1. Large-scale Nudging ingests observations every 3 h and persistently improves linear wind fit versus CTR; high-resolution 3DVar simultaneously improves temperature and wind fits, with both improvements concentrated at the tropopause (400~200 hPa) and Nudging ingesting more observations.

2. For regional high-resolution nowcasting:

1) Upper motion: constrained by observation position accuracy, point-wise improvements from Nudging, Var and NFV are modest; NFV and Nudging TBB evolution agree better with observations than CTR and Var, indicating notable benefit from large-scale adjustment.

2) SHR, extremes and 6-h rainstorm: CTR and Var exhibit larger spatial heterogeneity; NFV shows the highest fractions of both categories. All experiments reproduce the observed north–south rainband, with NFV closest to observations albeit slightly northward. No experiment forecasts the 200 mm 09 UTC peak, yet Var gives the largest extreme (125 mm) and NFV the nearest location. Skill is low for short-duration heavy rain, but NFV outperforms others, especially in 6-h rainstorm spatial pattern.

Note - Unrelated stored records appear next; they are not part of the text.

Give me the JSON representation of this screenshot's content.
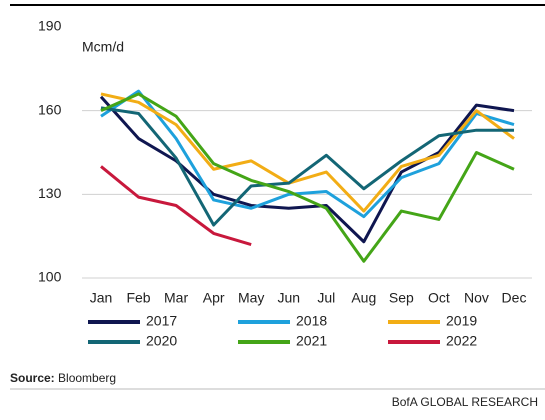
{
  "chart_data": {
    "type": "line",
    "y_label": "Mcm/d",
    "categories": [
      "Jan",
      "Feb",
      "Mar",
      "Apr",
      "May",
      "Jun",
      "Jul",
      "Aug",
      "Sep",
      "Oct",
      "Nov",
      "Dec"
    ],
    "series": [
      {
        "name": "2017",
        "color": "#0f1650",
        "values": [
          165,
          150,
          142,
          130,
          126,
          125,
          126,
          113,
          138,
          145,
          162,
          160
        ]
      },
      {
        "name": "2018",
        "color": "#1ea1dc",
        "values": [
          158,
          167,
          150,
          128,
          125,
          130,
          131,
          122,
          136,
          141,
          159,
          155
        ]
      },
      {
        "name": "2019",
        "color": "#f2ad15",
        "values": [
          166,
          163,
          155,
          139,
          142,
          134,
          138,
          124,
          140,
          144,
          160,
          150
        ]
      },
      {
        "name": "2020",
        "color": "#136675",
        "values": [
          161,
          159,
          143,
          119,
          133,
          134,
          144,
          132,
          142,
          151,
          153,
          153
        ]
      },
      {
        "name": "2021",
        "color": "#44a517",
        "values": [
          160,
          166,
          158,
          141,
          135,
          131,
          125,
          106,
          124,
          121,
          145,
          139
        ]
      },
      {
        "name": "2022",
        "color": "#c8183c",
        "values": [
          140,
          129,
          126,
          116,
          112,
          null,
          null,
          null,
          null,
          null,
          null,
          null
        ]
      }
    ],
    "ylim": [
      100,
      190
    ],
    "yticks": [
      100,
      130,
      160,
      190
    ],
    "grid": true,
    "source_label": "Source:",
    "source": "Bloomberg",
    "credit": "BofA GLOBAL RESEARCH"
  }
}
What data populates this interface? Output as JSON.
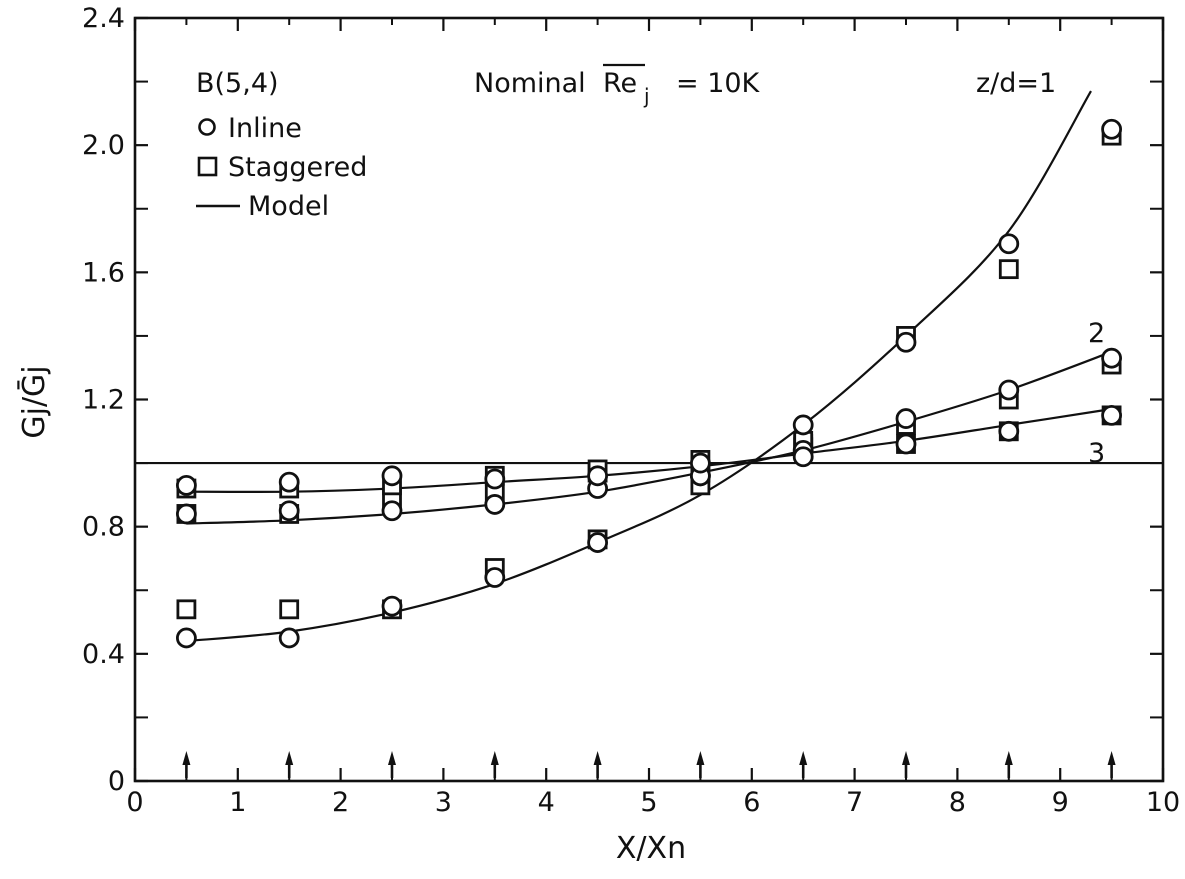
{
  "chart_data": {
    "type": "scatter",
    "xlabel": "X/Xn",
    "ylabel": "Gj/Ḡj",
    "xlim": [
      0,
      10
    ],
    "ylim": [
      0,
      2.4
    ],
    "x_ticks": [
      0,
      1,
      2,
      3,
      4,
      5,
      6,
      7,
      8,
      9,
      10
    ],
    "y_ticks": [
      0,
      0.4,
      0.8,
      1.2,
      1.6,
      2.0,
      2.4
    ],
    "x_tick_labels": [
      "0",
      "1",
      "2",
      "3",
      "4",
      "5",
      "6",
      "7",
      "8",
      "9",
      "10"
    ],
    "y_tick_labels": [
      "0",
      "0.4",
      "0.8",
      "1.2",
      "1.6",
      "2.0",
      "2.4"
    ],
    "grid": false,
    "legend_position": "top-left",
    "legend": {
      "title": "B(5,4)",
      "entries": [
        {
          "marker": "circle",
          "label": "Inline"
        },
        {
          "marker": "square",
          "label": "Staggered"
        },
        {
          "marker": "line",
          "label": "Model"
        }
      ]
    },
    "annotations": {
      "nominal": "Nominal",
      "re_symbol": "Re",
      "re_subscript": "j",
      "re_value": "= 10K",
      "curve_z1": "z/d=1",
      "curve_z2": "2",
      "curve_z3": "3"
    },
    "reference_line": {
      "y": 1.0
    },
    "arrows_x": [
      0.5,
      1.5,
      2.5,
      3.5,
      4.5,
      5.5,
      6.5,
      7.5,
      8.5,
      9.5
    ],
    "series": [
      {
        "curve": "z/d=1",
        "marker": "circle",
        "x": [
          0.5,
          1.5,
          2.5,
          3.5,
          4.5,
          5.5,
          6.5,
          7.5,
          8.5,
          9.5
        ],
        "y": [
          0.45,
          0.45,
          0.55,
          0.64,
          0.75,
          0.96,
          1.12,
          1.38,
          1.69,
          2.05
        ]
      },
      {
        "curve": "z/d=1",
        "marker": "square",
        "x": [
          0.5,
          1.5,
          2.5,
          3.5,
          4.5,
          5.5,
          6.5,
          7.5,
          8.5,
          9.5
        ],
        "y": [
          0.54,
          0.54,
          0.54,
          0.67,
          0.76,
          0.93,
          1.06,
          1.4,
          1.61,
          2.03
        ]
      },
      {
        "curve": "z/d=2",
        "marker": "circle",
        "x": [
          0.5,
          1.5,
          2.5,
          3.5,
          4.5,
          5.5,
          6.5,
          7.5,
          8.5,
          9.5
        ],
        "y": [
          0.84,
          0.85,
          0.85,
          0.87,
          0.92,
          0.96,
          1.04,
          1.14,
          1.23,
          1.33
        ]
      },
      {
        "curve": "z/d=2",
        "marker": "square",
        "x": [
          0.5,
          1.5,
          2.5,
          3.5,
          4.5,
          5.5,
          6.5,
          7.5,
          8.5,
          9.5
        ],
        "y": [
          0.84,
          0.84,
          0.89,
          0.91,
          0.97,
          0.97,
          1.05,
          1.12,
          1.2,
          1.31
        ]
      },
      {
        "curve": "z/d=3",
        "marker": "circle",
        "x": [
          0.5,
          1.5,
          2.5,
          3.5,
          4.5,
          5.5,
          6.5,
          7.5,
          8.5,
          9.5
        ],
        "y": [
          0.93,
          0.94,
          0.96,
          0.95,
          0.96,
          1.0,
          1.02,
          1.06,
          1.1,
          1.15
        ]
      },
      {
        "curve": "z/d=3",
        "marker": "square",
        "x": [
          0.5,
          1.5,
          2.5,
          3.5,
          4.5,
          5.5,
          6.5,
          7.5,
          8.5,
          9.5
        ],
        "y": [
          0.92,
          0.92,
          0.93,
          0.96,
          0.98,
          1.01,
          1.07,
          1.06,
          1.1,
          1.15
        ]
      }
    ],
    "model_curves": [
      {
        "label": "z/d=1",
        "x": [
          0.5,
          1.5,
          2.5,
          3.5,
          4.5,
          5.5,
          6.5,
          7.5,
          8.5,
          9.3
        ],
        "y": [
          0.44,
          0.47,
          0.53,
          0.62,
          0.75,
          0.9,
          1.12,
          1.4,
          1.73,
          2.17
        ]
      },
      {
        "label": "z/d=2",
        "x": [
          0.5,
          1.5,
          2.5,
          3.5,
          4.5,
          5.5,
          6.5,
          7.5,
          8.5,
          9.5
        ],
        "y": [
          0.81,
          0.82,
          0.84,
          0.87,
          0.91,
          0.97,
          1.04,
          1.13,
          1.23,
          1.35
        ]
      },
      {
        "label": "z/d=3",
        "x": [
          0.5,
          1.5,
          2.5,
          3.5,
          4.5,
          5.5,
          6.5,
          7.5,
          8.5,
          9.5
        ],
        "y": [
          0.91,
          0.91,
          0.92,
          0.94,
          0.96,
          0.99,
          1.03,
          1.07,
          1.12,
          1.17
        ]
      }
    ]
  }
}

3) Severe convection: CTR, Var and NFV display stratiform-dominated echoes; NFV has the highest strong-echo fraction, whereas Nudging shows weaker echoes. All three simulate cloud-street patterns close to observations with similar total interest, but NFV slightly over-forecasts. Var strong-echo skill is highly uncertain, while NFV is more stable and accurate, exhibiting the best spatial pattern for the main strong-echo zone.

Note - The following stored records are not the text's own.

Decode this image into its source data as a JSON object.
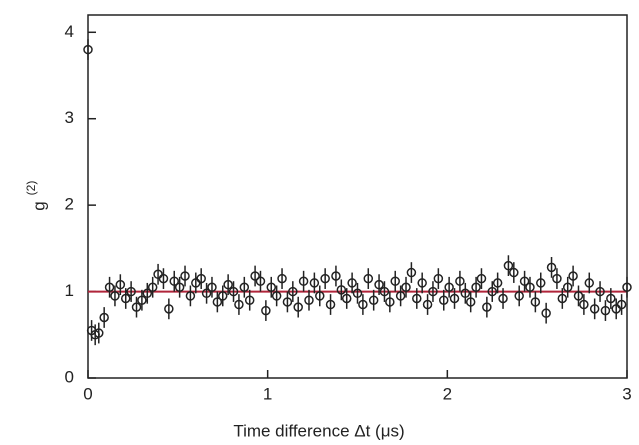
{
  "chart_data": {
    "type": "scatter",
    "x_label": "Time difference Δt (μs)",
    "y_label": "g",
    "y_label_superscript": "(2)",
    "xlim": [
      0,
      3
    ],
    "ylim": [
      0,
      4.2
    ],
    "xticks": [
      0,
      1,
      2,
      3
    ],
    "yticks": [
      0,
      1,
      2,
      3,
      4
    ],
    "reference_line": {
      "value": 1,
      "color": "#b0253a"
    },
    "x": [
      0,
      0.02,
      0.04,
      0.06,
      0.09,
      0.12,
      0.15,
      0.18,
      0.21,
      0.24,
      0.27,
      0.3,
      0.33,
      0.36,
      0.39,
      0.42,
      0.45,
      0.48,
      0.51,
      0.54,
      0.57,
      0.6,
      0.63,
      0.66,
      0.69,
      0.72,
      0.75,
      0.78,
      0.81,
      0.84,
      0.87,
      0.9,
      0.93,
      0.96,
      0.99,
      1.02,
      1.05,
      1.08,
      1.11,
      1.14,
      1.17,
      1.2,
      1.23,
      1.26,
      1.29,
      1.32,
      1.35,
      1.38,
      1.41,
      1.44,
      1.47,
      1.5,
      1.53,
      1.56,
      1.59,
      1.62,
      1.65,
      1.68,
      1.71,
      1.74,
      1.77,
      1.8,
      1.83,
      1.86,
      1.89,
      1.92,
      1.95,
      1.98,
      2.01,
      2.04,
      2.07,
      2.1,
      2.13,
      2.16,
      2.19,
      2.22,
      2.25,
      2.28,
      2.31,
      2.34,
      2.37,
      2.4,
      2.43,
      2.46,
      2.49,
      2.52,
      2.55,
      2.58,
      2.61,
      2.64,
      2.67,
      2.7,
      2.73,
      2.76,
      2.79,
      2.82,
      2.85,
      2.88,
      2.91,
      2.94,
      2.97,
      3.0
    ],
    "series": [
      {
        "color": "#222222",
        "error": 0.12,
        "values": [
          3.8,
          0.55,
          0.5,
          0.52,
          0.7,
          1.05,
          0.95,
          1.08,
          0.92,
          1.0,
          0.82,
          0.9,
          0.98,
          1.05,
          1.2,
          1.15,
          0.8,
          1.12,
          1.05,
          1.18,
          0.95,
          1.1,
          1.15,
          0.98,
          1.05,
          0.88,
          0.95,
          1.08,
          1.0,
          0.85,
          1.05,
          0.9,
          1.18,
          1.12,
          0.78,
          1.05,
          0.95,
          1.15,
          0.88,
          1.0,
          0.82,
          1.12,
          0.9,
          1.1,
          0.95,
          1.15,
          0.85,
          1.18,
          1.02,
          0.92,
          1.1,
          0.98,
          0.85,
          1.15,
          0.9,
          1.08,
          1.0,
          0.88,
          1.12,
          0.95,
          1.05,
          1.22,
          0.92,
          1.1,
          0.85,
          1.0,
          1.15,
          0.9,
          1.05,
          0.92,
          1.12,
          0.98,
          0.88,
          1.05,
          1.15,
          0.82,
          1.0,
          1.1,
          0.92,
          1.3,
          1.22,
          0.95,
          1.12,
          1.05,
          0.88,
          1.1,
          0.75,
          1.28,
          1.15,
          0.92,
          1.05,
          1.18,
          0.95,
          0.85,
          1.1,
          0.8,
          1.0,
          0.78,
          0.92,
          0.8,
          0.85,
          1.05
        ]
      }
    ]
  }
}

3.Spatial differences induced by different ingestion methods propagate consistently over D01 and D03: temperature discrepancies descend from model top to tropopause, RH differences descend slightly, and wind-vector differences spread both upward and downward most prominently. FY4A 3D-winds at the tropopause in NFV enhance upper divergence, intensify convection over northern domains and retard southward convection development.

Overall, NFV, integrating FY4A 3D-winds, combines real-time large-scale adjustment with high-resolution assimilation, improves observation usage, enhances upper-level motion forecasts, markedly ameliorates spatial patterns of short-duration heavy rain, 6-h rainstorm and severe convection, and advances short-range prediction of the Zhengzhou “7·20” rainstorm. NFV highlights the benefit of scale-dependent adjustment of geostationary AMVs in regional NWP, yet involves numerous control parameters (e.g., QC thresholds and Nudging scales) whose sensitivities require further investigation to maximize observational efficacy and consolidate these advantages. These findings carry important scientific and practical implications for understanding regional upper systems’ modulation and enhancing local nowcasting capabilityt.